将不一致的t形网格划分为一致的四边形网格是最先进的(重新)网格划分方法的核心组成部分。通常,对T-Mesh边的整数长度的约束分配留给一般的分支-切割求解器、贪婪启发式算法或两者的组合。这要么不能很好地扩展输入复杂性,要么提供次优的结果质量。我们介绍了双向网络中的最小偏差流问题(Bi-MDF),并演示了它在建模和有效解决各种T-Mesh量化问题中的应用。我们开发了一种快速近似求解器和一种基于图中匹配的迭代优化算法,可以精确地求解Bi-MDF。与最先进的QuadWild [Pietroni et al. 2021]在作者的300个数据集上的实现相比,我们的精确求解器仅在运行时(3491秒)的0.49%(总计17.06秒)后完成,能耗降低11%,而在运行时的0.09%(3.19秒)后计算近似,能耗增加24%。一种新的基于半弧的t网格量化公式扩展了可行的解空间,包括以前无法实现的四元网格。Bi-MDF问题比我们在布局量化中的应用更普遍,潜在地为适合该方案的其他优化问题提供类似的加速,例如四网格细化。

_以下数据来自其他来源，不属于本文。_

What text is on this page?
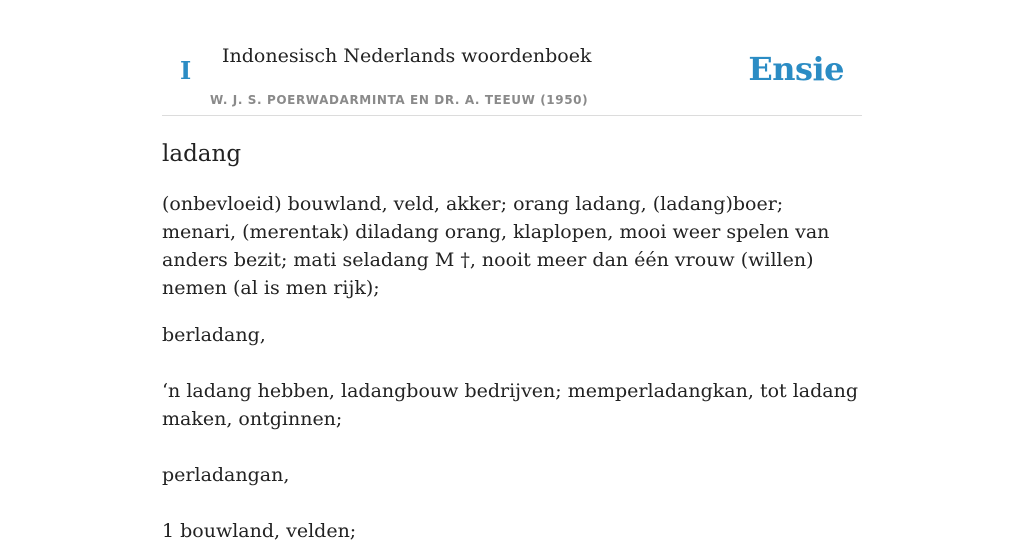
I Indonesisch Nederlands woordenboek
W. J. S. POERWADARMINTA EN DR. A. TEEUW (1950)
Ensie
ladang

(onbevloeid) bouwland, veld, akker; orang ladang, (ladang)boer; menari, (merentak) diladang orang, klaplopen, mooi weer spelen van anders bezit; mati seladang M †, nooit meer dan één vrouw (willen) nemen (al is men rijk);

berladang,

‘n ladang hebben, ladangbouw bedrijven; memperladangkan, tot ladang maken, ontginnen;

perladangan,

1 bouwland, velden;
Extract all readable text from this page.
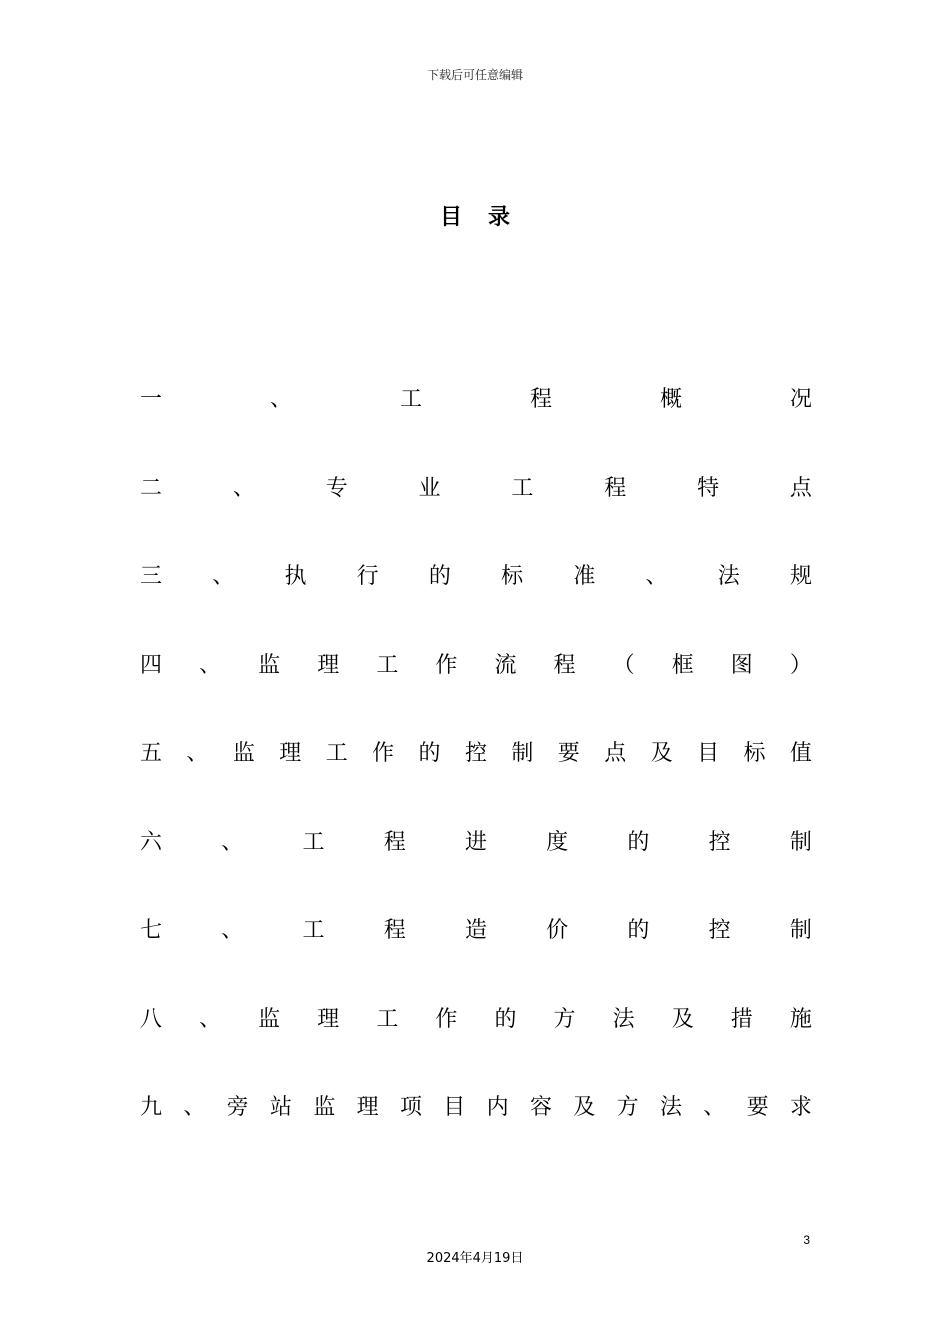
下载后可任意编辑
目录
一	、	工	程	概	况
二 、 专 业 工 程 特 点
三 、 执 行 的 标 准 、 法 规
四 、 监 理 工 作 流 程 （ 框 图 ）
五 、 监 理 工 作 的 控 制 要 点 及 目 标 值
六 、 工 程 进 度 的 控 制
七 、 工 程 造 价 的 控 制
八 、 监 理 工 作 的 方 法 及 措 施
九 、 旁 站 监 理 项 目 内 容 及 方 法 、 要 求
3
2024年4月19日
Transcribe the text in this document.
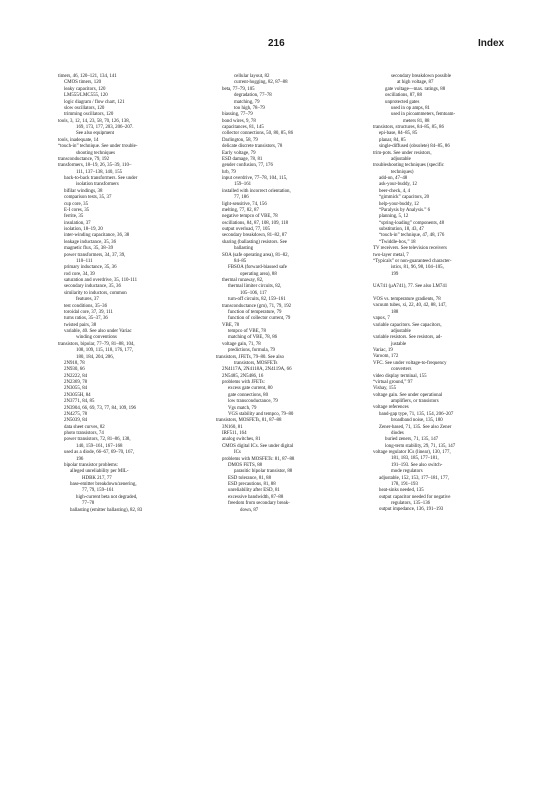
216	Index
timers, 46, 120–121, 134, 141
CMOS timers, 120
leaky capacitors, 120
LM555/LMC555, 120
logic diagram / flow chart, 121
slow oscillators, 120
trimming oscillators, 120
tools, 3, 12, 14, 23, 58, 70, 126, 138,
169, 173, 177, 203, 206–207.
See also equipment
tools, inadequate, 14
“touch-in” technique. See under trouble-
shooting techniques
transconductance, 79, 192
transformers, 18–19, 26, 35–39, 110–
111, 137–138, 140, 155
back-to-back transformers. See under
isolation transformers
bifilar windings, 38
comparison tests, 35, 37
cup core, 35
E-I cores, 35
ferrite, 35
insulation, 37
isolation, 18–19, 20
inter-winding capacitance, 36, 38
leakage inductance, 35, 36
magnetic flux, 35, 38–39
power transformers, 34, 37, 39,
110–111
primary inductance, 35, 36
rod core, 34, 39
saturation and overdrive, 35, 110-111
secondary inductance, 35, 36
similarity to inductors, common
features, 37
test conditions, 35–36
toroidal core, 37, 39, 111
turns ratios, 35–37, 36
twisted pairs, 38
variable, 40. See also under Variac
winding conventions
transistors, bipolar, 77–79, 81–88, 104,
108, 109, 115, 118, 176, 177,
180, 184, 204, 206,
2N918, 78
2N930, 66
2N2222, 84
2N2369, 78
2N3055, 84
2N3055H, 84
2N3771, 84, 85
2N3904, 66, 69, 73, 77, 84, 109, 196
2N4275, 78
2N5039, 84
data sheet curves, 82
photo transistors, 74
power transistors, 72, 81–86, 138,
140, 159–161, 167–168
used as a diode, 66–67, 69–70, 167,
196
bipolar transistor problems:
alleged unreliability per MIL-
HDBK 217, 77
base-emitter breakdown/zenering,
77, 79, 159–161
high-current beta not degraded,
77–78
ballasting (emitter ballasting), 82, 83
cellular layout, 82
current-hogging, 82, 87–88
beta, 77–79, 105
degradation, 77–78
matching, 79
too high, 78–79
biassing, 77–79
bond wires, 9, 78
capacitances, 81, 145
collector connections, 50, 80, 85, 86
Darlington, 58, 79
delicate discrete transistors, 78
Early voltage, 79
ESD damage, 78, 81
gender confusion, 77, 176
hrb, 79
input overdrive, 77–78, 104, 115,
159–161
installed with incorrect orientation,
77, 186
light-sensitive, 74, 156
melting, 77, 82, 87
negative tempco of VBE, 78
oscillations, 84, 87, 108, 109, 118
output overload, 77, 105
secondary breakdown, 81–82, 87
sharing (ballasting) resistors. See
ballasting
SOA (safe operating area), 81–82,
84–85
FBSOA (forward-biassed safe
operating area), 88
thermal runaway, 82,
thermal limiter circuits, 82,
105–106, 117
turn-off circuits, 82, 159–161
transconductance (gm), 71, 79, 192
function of temperature, 79
function of collector current, 79
VBE, 78
tempco of VBE, 78
matching of VBE, 78, 86
voltage gain, 71, 78
predictions, formula, 79
transistors, JFETs, 79–80. See also
transistors, MOSFETs
2N4117A, 2N4118A, 2N4119A, 66
2N5485, 2N5486, 16
problems with JFETs:
excess gate current, 80
gate connections, 80
low transconductance, 79
Vgs match, 79
VGS stability and tempco, 79–80
transistors, MOSFETs, 81, 87–88
3N160, 81
IRF511, 164
analog switches, 81
CMOS digital ICs. See under digital
ICs
problems with MOSFETs: 81, 87–88
DMOS FETS, 88
parasitic bipolar transistor, 88
ESD tolerance, 81, 88
ESD precautions, 81, 88
unreliability after ESD, 81
excessive bandwidth, 87–88
freedom from secondary break-
down, 87
secondary breakdown possible
at high voltage, 87
gate voltage—max. ratings, 88
oscillations, 87, 88
unprotected gates
used in op amps, 81
used in picoammeters, femtoam-
meters 81, 88
transistors, structures, 84–85, 85, 86
epi-base, 84–85, 85
planar, 84, 85
single-diffused (obsolete) 84–85, 86
trim-pots. See under resistors,
adjustable
troubleshooting techniques (specific
techniques)
add-on, 47–48
ask-your-buddy, 12
beer-check, 4, 4
“gimmick” capacitors, 20
help-your-buddy, 12
“Paralysis by Analysis.” 6
planning, 5, 12
“spring-loading” components, 48
substitution, 18, 43, 47
“touch-in” technique, 47, 48, 176
“Twiddle-box,” 18
TV receivers. See television receivers
two-layer metal, 7
“Typicals” or non-guaranteed character-
istics, 81, 96, 98, 104–105,
199
UA741 (μA741), 77. See also LM741
VOS vs. temperature gradients, 78
vacuum tubes, xi, 22, 40, 42, 88, 147,
188
vapox, 7
variable capacitors. See capacitors,
adjustable
variable resistors. See resistors, ad-
justable
Variac, 19
Varoom, 172
VFC. See under voltage-to-frequency
converters
video display terminal, 155
“virtual ground,” 97
Vishay, 155
voltage gain. See under operational
amplifiers, or transistors
voltage references
band-gap type, 71, 135, 154, 206–207
broadband noise, 135, 180
Zener-based, 71, 135. See also Zener
diodes
buried zeners, 71, 135, 147
long-term stability, 29, 71, 135, 147
voltage regulator ICs (linear), 130, 177,
181, 183, 185, 177–181,
191–193. See also switch-
mode regulators
adjustable, 152, 153, 177–181, 177,
178, 191–193
heat-sinks needed, 135
output capacitor needed for negative
regulators, 135–136
output impedance, 136, 191–193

本文章由计算机程序翻译,如有差异,请以英文原文为准。
Min-Deviation-Flow in Bi-directed Graphs for T-Mesh Quantization
Subdividing non-conforming T-mesh layouts into conforming quadrangular meshes is a core component of state-of-the-art (re-)meshing methods. Typically, the required constrained assignment of integer lengths to T-Mesh edges is left to generic branch-and-cut solvers, greedy heuristics, or a combination of the two. This either does not scale well with input complexity or delivers suboptimal result quality. We introduce the Minimum-Deviation-Flow Problem in bi-directed networks (Bi-MDF) and demonstrate its use in modeling and efficiently solving a variety of T-Mesh quantization problems. We develop a fast approximate solver as well as an iterative refinement algorithm based on matching in graphs that solves Bi-MDF exactly. Compared to the state-of-the-art QuadWild [Pietroni et al. 2021] implementation on the authors' 300 dataset, our exact solver finishes after only 0.49% (total 17.06s) of their runtime (3491s) and achieves 11% lower energy while an approximation is computed after 0.09% (3.19s) of their runtime at the cost of 24% increased energy. A novel half-arc-based T-Mesh quantization formulation extends the feasible solution space to include previously unattainable quad meshes. The Bi-MDF problem is more general than our application in layout quantization, potentially enabling similar speedups for other optimization problems that fit into the scheme, such as quad mesh refinement.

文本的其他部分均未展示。